Bugs in the Market: Creating a Legitimate, Transparent, and Vendor-Focused Market for Software Vulnerabilities

Abstract

Ukraine, December 23, 2015. Hundreds of thousands of homes lost power. Call center communications were blocked. Authorities reported that 103 cities experienced a total blackout. The alleged cause? BlackEnergy malware. With so much of our daily lives reliant on computers, is modern civilization just a stream of ones and zeroes away from disaster?Malware like BlackEnergy relies on uncorrected security flaws in computer systems. Sometimes, the system owner fails to install a patch. Other times, there is no patch because the software vendor either did not know about or did not correct a critical security flaw. Meanwhile, the victim country’s government or their allies may have knowledge of the same flaw, but they were keeping the information secret so that they could use it against enemy states. There is an urgent need for a new legal and economic approach to cybersecurity that will curtail socially harmful behavior by security researchers and governments.

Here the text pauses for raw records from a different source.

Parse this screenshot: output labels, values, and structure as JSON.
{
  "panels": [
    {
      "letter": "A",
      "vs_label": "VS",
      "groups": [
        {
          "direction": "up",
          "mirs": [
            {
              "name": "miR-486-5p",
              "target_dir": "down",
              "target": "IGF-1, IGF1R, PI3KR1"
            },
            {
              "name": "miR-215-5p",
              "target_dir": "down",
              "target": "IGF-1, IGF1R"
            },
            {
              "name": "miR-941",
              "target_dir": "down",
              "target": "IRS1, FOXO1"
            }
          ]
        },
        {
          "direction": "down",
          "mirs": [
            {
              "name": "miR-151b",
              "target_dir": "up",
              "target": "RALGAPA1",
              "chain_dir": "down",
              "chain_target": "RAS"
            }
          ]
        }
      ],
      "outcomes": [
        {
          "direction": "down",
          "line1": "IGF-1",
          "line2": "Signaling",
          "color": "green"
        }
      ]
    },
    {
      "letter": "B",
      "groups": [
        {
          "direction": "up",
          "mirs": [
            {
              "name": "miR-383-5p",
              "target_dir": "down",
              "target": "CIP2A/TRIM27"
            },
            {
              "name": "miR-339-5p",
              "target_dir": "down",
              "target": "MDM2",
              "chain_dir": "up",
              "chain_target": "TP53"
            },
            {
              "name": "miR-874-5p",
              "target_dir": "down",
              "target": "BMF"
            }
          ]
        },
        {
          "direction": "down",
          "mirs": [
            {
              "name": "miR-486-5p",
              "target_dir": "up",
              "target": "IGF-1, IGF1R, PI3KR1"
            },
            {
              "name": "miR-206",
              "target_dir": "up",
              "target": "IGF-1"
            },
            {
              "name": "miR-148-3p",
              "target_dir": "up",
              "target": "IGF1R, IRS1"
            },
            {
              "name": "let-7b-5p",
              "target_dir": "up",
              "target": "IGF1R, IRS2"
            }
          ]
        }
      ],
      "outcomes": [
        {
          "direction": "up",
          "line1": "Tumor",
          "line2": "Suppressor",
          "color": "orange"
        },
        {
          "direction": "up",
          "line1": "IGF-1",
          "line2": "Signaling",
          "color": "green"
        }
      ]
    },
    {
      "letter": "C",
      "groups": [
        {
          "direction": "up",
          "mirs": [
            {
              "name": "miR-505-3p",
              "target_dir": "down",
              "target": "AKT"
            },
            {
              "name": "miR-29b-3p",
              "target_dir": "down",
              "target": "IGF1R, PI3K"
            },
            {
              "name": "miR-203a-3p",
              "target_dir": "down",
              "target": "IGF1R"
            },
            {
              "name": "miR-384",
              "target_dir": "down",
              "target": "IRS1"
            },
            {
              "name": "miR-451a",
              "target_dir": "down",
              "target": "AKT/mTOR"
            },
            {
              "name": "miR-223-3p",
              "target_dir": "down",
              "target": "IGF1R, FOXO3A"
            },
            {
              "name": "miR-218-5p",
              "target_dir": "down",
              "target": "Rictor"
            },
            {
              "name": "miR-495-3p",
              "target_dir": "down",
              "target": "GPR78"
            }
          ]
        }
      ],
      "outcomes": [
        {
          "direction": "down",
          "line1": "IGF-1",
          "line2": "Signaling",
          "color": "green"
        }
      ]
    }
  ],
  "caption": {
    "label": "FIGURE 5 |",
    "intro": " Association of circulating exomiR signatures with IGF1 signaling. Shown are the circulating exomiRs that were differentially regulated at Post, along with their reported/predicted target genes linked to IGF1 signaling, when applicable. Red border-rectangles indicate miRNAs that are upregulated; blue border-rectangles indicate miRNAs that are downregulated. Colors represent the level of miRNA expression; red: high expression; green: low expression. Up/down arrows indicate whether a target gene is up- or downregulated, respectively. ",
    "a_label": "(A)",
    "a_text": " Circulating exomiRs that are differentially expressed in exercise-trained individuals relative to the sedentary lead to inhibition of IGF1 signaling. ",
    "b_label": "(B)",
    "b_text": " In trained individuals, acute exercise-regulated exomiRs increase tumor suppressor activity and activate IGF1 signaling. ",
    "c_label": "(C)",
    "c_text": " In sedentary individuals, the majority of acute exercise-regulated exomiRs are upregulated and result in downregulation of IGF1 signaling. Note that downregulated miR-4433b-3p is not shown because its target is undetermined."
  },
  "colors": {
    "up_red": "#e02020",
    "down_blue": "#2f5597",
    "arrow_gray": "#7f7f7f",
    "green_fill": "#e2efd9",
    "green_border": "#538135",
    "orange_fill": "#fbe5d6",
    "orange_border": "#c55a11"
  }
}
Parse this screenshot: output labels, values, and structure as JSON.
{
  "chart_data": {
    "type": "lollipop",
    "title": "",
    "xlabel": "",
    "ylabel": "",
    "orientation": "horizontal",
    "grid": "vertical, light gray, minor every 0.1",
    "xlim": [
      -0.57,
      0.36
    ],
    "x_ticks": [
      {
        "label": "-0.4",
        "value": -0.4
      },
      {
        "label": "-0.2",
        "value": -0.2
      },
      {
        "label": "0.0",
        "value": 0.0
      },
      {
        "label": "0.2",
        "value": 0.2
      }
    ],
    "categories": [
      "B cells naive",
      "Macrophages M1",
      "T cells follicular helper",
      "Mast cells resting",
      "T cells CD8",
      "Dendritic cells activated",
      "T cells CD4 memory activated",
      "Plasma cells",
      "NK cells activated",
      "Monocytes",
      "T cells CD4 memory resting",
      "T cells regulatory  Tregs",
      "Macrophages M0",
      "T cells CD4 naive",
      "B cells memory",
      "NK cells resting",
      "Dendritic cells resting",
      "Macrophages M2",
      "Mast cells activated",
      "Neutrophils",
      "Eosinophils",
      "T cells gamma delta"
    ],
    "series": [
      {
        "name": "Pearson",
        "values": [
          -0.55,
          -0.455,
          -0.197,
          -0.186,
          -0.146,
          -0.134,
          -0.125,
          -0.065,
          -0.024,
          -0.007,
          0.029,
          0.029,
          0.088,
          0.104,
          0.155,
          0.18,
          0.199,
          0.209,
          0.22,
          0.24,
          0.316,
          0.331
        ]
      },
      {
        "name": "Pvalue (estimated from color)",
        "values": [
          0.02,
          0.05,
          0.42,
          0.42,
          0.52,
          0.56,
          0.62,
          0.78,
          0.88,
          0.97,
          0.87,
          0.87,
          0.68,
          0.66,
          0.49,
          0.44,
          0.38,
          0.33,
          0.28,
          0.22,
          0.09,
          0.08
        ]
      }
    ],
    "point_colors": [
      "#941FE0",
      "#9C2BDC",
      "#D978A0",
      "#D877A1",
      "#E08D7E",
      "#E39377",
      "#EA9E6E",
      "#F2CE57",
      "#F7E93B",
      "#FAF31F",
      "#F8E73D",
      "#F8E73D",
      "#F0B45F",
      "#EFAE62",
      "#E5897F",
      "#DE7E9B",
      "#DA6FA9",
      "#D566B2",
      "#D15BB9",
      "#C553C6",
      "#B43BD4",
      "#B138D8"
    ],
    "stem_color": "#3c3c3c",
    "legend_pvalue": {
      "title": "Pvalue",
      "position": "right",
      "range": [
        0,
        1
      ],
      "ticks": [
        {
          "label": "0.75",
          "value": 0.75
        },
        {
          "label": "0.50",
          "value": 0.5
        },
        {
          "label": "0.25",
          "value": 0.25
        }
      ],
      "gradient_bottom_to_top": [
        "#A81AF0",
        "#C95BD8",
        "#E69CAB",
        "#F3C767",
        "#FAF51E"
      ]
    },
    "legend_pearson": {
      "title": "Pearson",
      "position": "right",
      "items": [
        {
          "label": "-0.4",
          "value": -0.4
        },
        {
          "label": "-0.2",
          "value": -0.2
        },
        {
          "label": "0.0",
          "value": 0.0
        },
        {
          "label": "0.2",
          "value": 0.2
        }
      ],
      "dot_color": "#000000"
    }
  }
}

Laws aimed at curbing cyberattacks typically focus on punishment, with little to no wiggle room provided for socially beneficial hacking behavior. Around the world, governments hoard zero day vulnerabilities while permitting software vendors to sue security researchers who plan to demonstrate critical security flaws at industry conferences. There is also a growing market for buying and selling security flaws, and the buyers do not always have society's best interests in mind. This Article delves into the world of cybersecurity and software and provides an interdisciplinary analysis of the current crisis. We present an economic model to explore incentives for selling vulnerability information in different types of markets. We then propose and design a revolutionary market for vulnerabilities aimed at facilitating legitimate, transparent, and vendor-focused transactions of critical security information at a fair market price. Our proposal brings together insights from economics, security, and law, and we provide examples for how such a market would function. Our market design draws inspiration from around the world, from commodity futures markets in New York and Chicago to archaeological sites in Iraq. Cyber threats cannot be contained by traditional philosophies of war and weaponry. The literature in this area is very limited but growing, and we present our proposal as a practical and achievable approach that will support socially desirable cybersecurity practices.